Deux chiffres suffisent à mettre l’enjeu en perspective : actuellement, les matières premières représentent 50 % des exportations et un tiers du PNB de dix pays africains ; les infrastructures, quant à elles, jouent un rôle clé dans le développement : 90 % du transport sur le Continent se fait par voie terrestre, quand 50 % de la population n’a pas accès à la route tout au long de l’année.
Les retombées économiques positives d’un secteur minier plus inclusif
Le panel d’experts réuni à l’occasion de la conférence « Africa Investments Forum & Awards » organisé à Paris le 23 novembre, concorde à reconnaître que le secteur des mines apparaît plus ouvert sur son environnement, à la fois naturel et social. Plus de contribution, plus d’innovation, plus d’intégration : le secteur minier achève sa transformation, et son développement s’appuie désormais sur des synergies avec son environnement.

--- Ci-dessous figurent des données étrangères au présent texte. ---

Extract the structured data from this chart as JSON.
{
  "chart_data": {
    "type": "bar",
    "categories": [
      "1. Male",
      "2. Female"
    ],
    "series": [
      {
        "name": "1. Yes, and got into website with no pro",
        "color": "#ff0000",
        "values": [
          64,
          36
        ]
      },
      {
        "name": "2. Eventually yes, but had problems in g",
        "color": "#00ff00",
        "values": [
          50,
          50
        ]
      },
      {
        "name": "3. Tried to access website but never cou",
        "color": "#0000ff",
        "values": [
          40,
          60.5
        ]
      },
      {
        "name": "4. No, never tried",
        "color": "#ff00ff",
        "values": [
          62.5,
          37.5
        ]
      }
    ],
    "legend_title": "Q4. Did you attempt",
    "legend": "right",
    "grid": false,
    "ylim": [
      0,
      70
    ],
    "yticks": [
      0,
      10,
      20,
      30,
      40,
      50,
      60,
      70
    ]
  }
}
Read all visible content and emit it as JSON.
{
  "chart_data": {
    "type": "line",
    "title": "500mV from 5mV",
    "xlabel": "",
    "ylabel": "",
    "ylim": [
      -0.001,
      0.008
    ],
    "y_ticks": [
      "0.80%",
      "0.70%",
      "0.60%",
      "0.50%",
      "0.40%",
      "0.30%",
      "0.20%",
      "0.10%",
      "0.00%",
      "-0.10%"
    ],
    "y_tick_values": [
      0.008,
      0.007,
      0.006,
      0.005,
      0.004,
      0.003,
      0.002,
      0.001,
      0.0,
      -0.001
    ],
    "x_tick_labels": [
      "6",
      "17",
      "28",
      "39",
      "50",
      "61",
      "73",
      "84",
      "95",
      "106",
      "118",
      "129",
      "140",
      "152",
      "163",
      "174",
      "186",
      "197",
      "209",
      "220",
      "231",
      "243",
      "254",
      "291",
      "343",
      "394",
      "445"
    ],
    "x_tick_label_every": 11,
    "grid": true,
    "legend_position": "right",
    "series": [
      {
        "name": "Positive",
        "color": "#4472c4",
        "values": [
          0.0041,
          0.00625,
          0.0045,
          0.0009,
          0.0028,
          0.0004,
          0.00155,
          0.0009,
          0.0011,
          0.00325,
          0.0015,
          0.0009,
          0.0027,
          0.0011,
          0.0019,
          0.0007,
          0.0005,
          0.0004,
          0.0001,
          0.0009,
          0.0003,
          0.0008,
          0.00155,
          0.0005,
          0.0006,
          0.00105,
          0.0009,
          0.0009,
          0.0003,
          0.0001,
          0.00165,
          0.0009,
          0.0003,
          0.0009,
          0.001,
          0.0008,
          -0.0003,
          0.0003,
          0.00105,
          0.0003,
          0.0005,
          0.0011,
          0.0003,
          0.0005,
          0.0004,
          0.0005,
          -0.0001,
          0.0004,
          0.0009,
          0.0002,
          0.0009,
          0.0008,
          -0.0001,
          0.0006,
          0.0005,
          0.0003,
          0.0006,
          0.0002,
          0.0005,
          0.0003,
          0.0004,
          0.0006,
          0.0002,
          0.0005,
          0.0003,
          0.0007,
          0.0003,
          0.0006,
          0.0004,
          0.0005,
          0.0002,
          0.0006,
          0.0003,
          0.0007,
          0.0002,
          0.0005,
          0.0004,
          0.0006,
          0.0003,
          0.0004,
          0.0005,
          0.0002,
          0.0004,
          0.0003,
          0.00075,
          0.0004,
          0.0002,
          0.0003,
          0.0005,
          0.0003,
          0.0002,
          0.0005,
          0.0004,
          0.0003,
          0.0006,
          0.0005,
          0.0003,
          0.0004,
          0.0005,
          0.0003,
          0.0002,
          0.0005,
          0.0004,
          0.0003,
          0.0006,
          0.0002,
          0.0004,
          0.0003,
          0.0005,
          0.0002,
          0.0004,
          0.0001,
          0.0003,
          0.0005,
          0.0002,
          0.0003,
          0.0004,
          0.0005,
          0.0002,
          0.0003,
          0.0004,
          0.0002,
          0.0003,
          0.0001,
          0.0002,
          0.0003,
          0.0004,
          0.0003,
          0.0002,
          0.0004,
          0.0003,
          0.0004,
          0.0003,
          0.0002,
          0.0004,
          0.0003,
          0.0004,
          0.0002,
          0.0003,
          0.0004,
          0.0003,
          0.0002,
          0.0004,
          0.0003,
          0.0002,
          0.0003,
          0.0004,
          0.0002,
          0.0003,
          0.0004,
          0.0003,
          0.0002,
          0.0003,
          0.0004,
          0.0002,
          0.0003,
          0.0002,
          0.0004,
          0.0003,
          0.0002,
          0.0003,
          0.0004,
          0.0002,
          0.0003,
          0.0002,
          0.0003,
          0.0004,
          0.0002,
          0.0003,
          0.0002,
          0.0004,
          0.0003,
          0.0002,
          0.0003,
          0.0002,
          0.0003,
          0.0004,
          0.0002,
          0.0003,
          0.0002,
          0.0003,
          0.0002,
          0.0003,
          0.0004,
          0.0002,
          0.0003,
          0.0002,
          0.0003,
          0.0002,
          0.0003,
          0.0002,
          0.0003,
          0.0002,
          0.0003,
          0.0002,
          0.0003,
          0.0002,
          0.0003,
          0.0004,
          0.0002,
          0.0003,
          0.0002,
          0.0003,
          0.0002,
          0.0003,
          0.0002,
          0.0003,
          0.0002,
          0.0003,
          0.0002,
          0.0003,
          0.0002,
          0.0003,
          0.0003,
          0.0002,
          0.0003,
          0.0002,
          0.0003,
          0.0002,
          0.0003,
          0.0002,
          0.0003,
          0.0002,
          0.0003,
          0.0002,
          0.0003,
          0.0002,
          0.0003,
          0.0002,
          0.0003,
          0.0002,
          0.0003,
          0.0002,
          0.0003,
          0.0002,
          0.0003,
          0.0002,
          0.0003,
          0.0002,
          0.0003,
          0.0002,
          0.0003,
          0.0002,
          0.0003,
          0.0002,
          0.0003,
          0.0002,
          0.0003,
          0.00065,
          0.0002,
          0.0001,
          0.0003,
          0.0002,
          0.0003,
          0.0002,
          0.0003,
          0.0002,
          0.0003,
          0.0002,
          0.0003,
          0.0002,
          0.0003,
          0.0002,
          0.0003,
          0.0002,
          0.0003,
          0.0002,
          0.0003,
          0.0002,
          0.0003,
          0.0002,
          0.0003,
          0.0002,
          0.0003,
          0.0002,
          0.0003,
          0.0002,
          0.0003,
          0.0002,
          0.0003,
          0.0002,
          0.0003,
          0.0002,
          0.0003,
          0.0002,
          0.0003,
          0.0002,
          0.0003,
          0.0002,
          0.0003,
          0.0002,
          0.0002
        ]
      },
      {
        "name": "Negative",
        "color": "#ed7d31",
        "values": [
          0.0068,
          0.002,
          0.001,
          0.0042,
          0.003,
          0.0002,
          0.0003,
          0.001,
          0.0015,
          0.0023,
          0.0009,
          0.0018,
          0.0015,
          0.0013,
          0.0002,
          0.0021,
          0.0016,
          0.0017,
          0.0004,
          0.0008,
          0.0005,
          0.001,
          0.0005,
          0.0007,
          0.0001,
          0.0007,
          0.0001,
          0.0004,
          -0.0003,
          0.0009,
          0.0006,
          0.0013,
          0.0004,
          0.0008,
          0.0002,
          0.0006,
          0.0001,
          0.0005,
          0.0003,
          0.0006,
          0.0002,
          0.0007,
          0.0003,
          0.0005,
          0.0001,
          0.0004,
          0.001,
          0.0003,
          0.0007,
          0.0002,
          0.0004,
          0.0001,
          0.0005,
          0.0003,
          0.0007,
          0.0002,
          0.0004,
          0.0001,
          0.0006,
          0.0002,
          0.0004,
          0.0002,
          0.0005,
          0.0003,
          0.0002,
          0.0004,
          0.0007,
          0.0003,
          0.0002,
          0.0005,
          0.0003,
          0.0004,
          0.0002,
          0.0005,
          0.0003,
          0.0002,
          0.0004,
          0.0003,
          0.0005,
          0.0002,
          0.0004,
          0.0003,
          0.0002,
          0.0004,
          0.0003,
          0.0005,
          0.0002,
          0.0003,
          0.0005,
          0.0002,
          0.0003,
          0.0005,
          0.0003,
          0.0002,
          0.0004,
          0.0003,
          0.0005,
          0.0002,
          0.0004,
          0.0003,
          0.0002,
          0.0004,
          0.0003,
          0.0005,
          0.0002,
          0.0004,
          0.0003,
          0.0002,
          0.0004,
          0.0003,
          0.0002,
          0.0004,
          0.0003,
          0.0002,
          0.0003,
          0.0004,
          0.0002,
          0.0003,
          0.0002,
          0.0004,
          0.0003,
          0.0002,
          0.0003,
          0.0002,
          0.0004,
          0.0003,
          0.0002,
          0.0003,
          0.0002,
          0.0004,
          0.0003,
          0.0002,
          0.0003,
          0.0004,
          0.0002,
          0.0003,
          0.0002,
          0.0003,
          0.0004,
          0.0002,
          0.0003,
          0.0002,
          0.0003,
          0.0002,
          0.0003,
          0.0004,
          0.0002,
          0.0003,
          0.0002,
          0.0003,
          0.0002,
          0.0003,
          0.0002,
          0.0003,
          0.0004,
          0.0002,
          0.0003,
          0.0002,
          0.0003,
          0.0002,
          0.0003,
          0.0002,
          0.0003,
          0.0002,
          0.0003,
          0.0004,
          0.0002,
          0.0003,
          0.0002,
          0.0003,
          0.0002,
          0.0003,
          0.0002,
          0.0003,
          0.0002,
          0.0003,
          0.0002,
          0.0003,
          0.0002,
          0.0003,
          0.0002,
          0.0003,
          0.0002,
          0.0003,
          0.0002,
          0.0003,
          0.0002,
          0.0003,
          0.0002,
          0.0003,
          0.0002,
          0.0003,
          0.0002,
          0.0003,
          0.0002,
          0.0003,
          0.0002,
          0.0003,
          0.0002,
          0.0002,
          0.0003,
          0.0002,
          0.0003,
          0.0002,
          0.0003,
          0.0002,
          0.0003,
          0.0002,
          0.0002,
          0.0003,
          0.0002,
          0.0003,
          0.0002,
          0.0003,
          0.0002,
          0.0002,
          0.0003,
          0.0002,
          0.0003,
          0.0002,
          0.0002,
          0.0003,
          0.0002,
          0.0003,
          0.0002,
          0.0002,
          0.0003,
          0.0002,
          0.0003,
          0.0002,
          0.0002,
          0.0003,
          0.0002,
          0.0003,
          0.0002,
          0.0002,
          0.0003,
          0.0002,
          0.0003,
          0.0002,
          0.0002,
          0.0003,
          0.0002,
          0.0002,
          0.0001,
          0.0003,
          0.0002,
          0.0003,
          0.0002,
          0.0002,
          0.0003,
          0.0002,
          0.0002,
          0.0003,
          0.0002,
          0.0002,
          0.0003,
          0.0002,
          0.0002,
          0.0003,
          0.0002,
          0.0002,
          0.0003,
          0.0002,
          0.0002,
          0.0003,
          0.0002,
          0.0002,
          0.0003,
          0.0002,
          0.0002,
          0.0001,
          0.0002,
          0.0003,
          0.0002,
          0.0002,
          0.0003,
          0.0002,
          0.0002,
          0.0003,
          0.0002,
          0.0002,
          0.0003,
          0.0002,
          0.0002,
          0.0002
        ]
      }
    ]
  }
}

Plusieurs raisons à cela : tout d’abord, et c’est dans l’air du temps, les miniers sont naturellement plus enclins à intégrer spontanément la dimension développement durable à leurs projets.
Ensuite, comme l’explique Daniel Major, président de GoviEx Uranium, le développement des infrastructures qui accompagne les projets miniers est désormais commandé par un usage mixte : en permettant leur utilisation pour le transport des produits agricoles, on augmente directement l’impact sur le développement local, sans oublier que cela contribue à en faciliter le financement, aussi bien en termes d’obtention de fonds de démarrage que parce que cela permet de générer des revenus additionnels.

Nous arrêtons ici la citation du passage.